Let $X_1,X_2,X_3....X_n$ be a random sample from a population having probability density function
$$f(x)=\dfrac{1}{\theta} e^\frac{-(x-\theta)}{\theta} ;x\geq\theta$$
where $\theta\in(0,\infty)$. Find the MLE of $\theta$.
In this question when i followed normal method of finding MLE(taking log likelihood differentiating with respect to $\theta$)I found $\hat\theta =\bar x$. But like in uniform distribution case we have here parameter dependent on $x$ . Now i am not sure if MLE is $\bar x$ or $x_{(1)}$.

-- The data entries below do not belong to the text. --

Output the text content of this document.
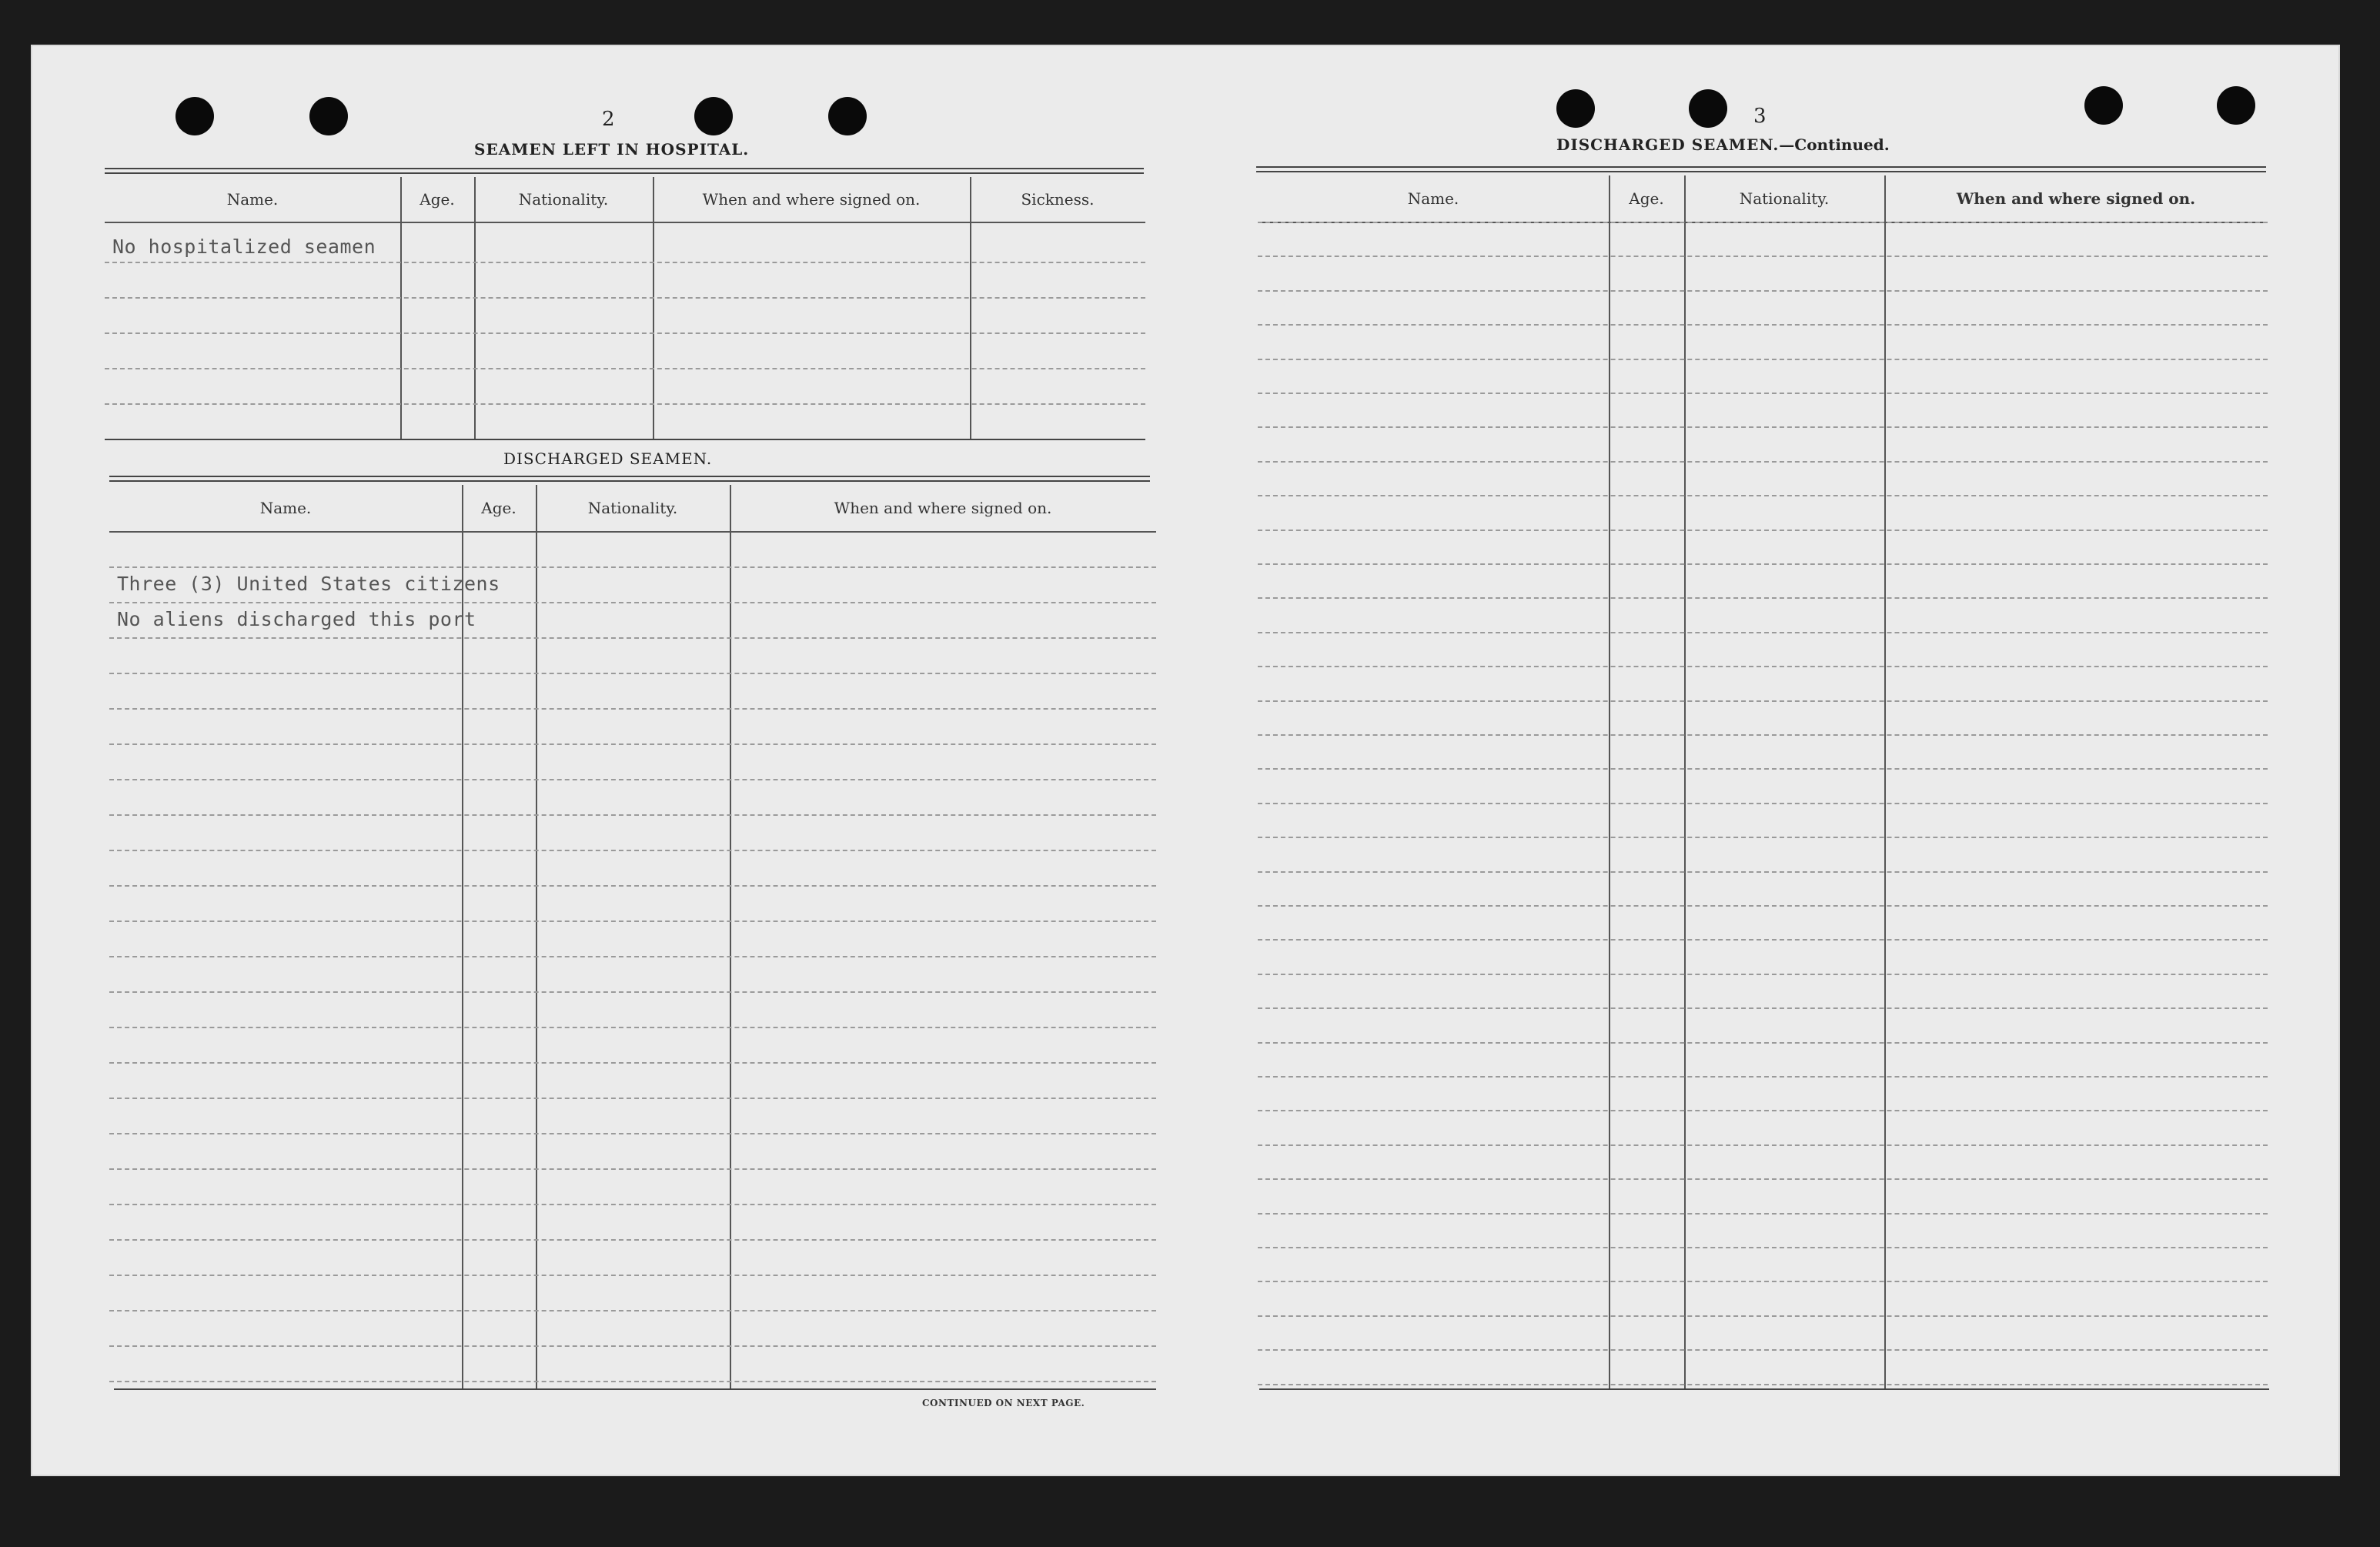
2
SEAMEN LEFT IN HOSPITAL.
Name.	Age.	Nationality.	When and where signed on.	Sickness.
No hospitalized seamen
DISCHARGED SEAMEN.
Name.	Age.	Nationality.	When and where signed on.
Three (3) United States citizens
No aliens discharged this port
CONTINUED ON NEXT PAGE.
3
DISCHARGED SEAMEN.—Continued.
Name.	Age.	Nationality.	When and where signed on.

Note that $$f(x) = \frac{1}{\theta} \exp\left( - \left(\tfrac{x}{\theta} - 1 \right) \right) \mathbb 1 (x \ge \theta > 0) = \frac{e}{\theta} e^{-x/\theta} \mathbb 1 (x \ge \theta > 0).$$ Hence the likelihood given a sample $\boldsymbol x$ is proportional to $$\mathcal L(\theta \mid \boldsymbol x) = \theta^{-n} e^{-n \bar x/\theta} \mathbb 1(x_{(1)} \ge \theta > 0).$$ The log-likelihood is $$\ell(\theta \mid \boldsymbol x) = \begin{cases} - n \log \theta - \frac{n \bar x}{\theta}, & 0 < \theta \le x_{(1)} \\ -\infty, & \text{otherwise.}\end{cases}$$ But since the critical point satisfying $$\frac{\partial \ell}{\partial \theta} = 0 = -\frac{n}{\theta} \left( 1 - \frac{\bar x}{\theta}\right)$$ is $\theta = \bar x$, and $$\bar x = \frac{1}{n} \sum_{i=1}^n x_i \ge \frac{1}{n} \sum_{i=1}^n x_{(1)} = x_{(1)},$$ with equality if and only if $x_i = x_{(1)}$ for all $i = 1, \ldots, n$, we conclude that the log-likelihood has no critical point in $\theta \in (0, x_{(1)})$; hence it is maximized when $\theta = x_{(1)}$ as $\partial \ell/\partial \theta < 0$ for all such $\theta$ (i.e., it is strictly decreasing).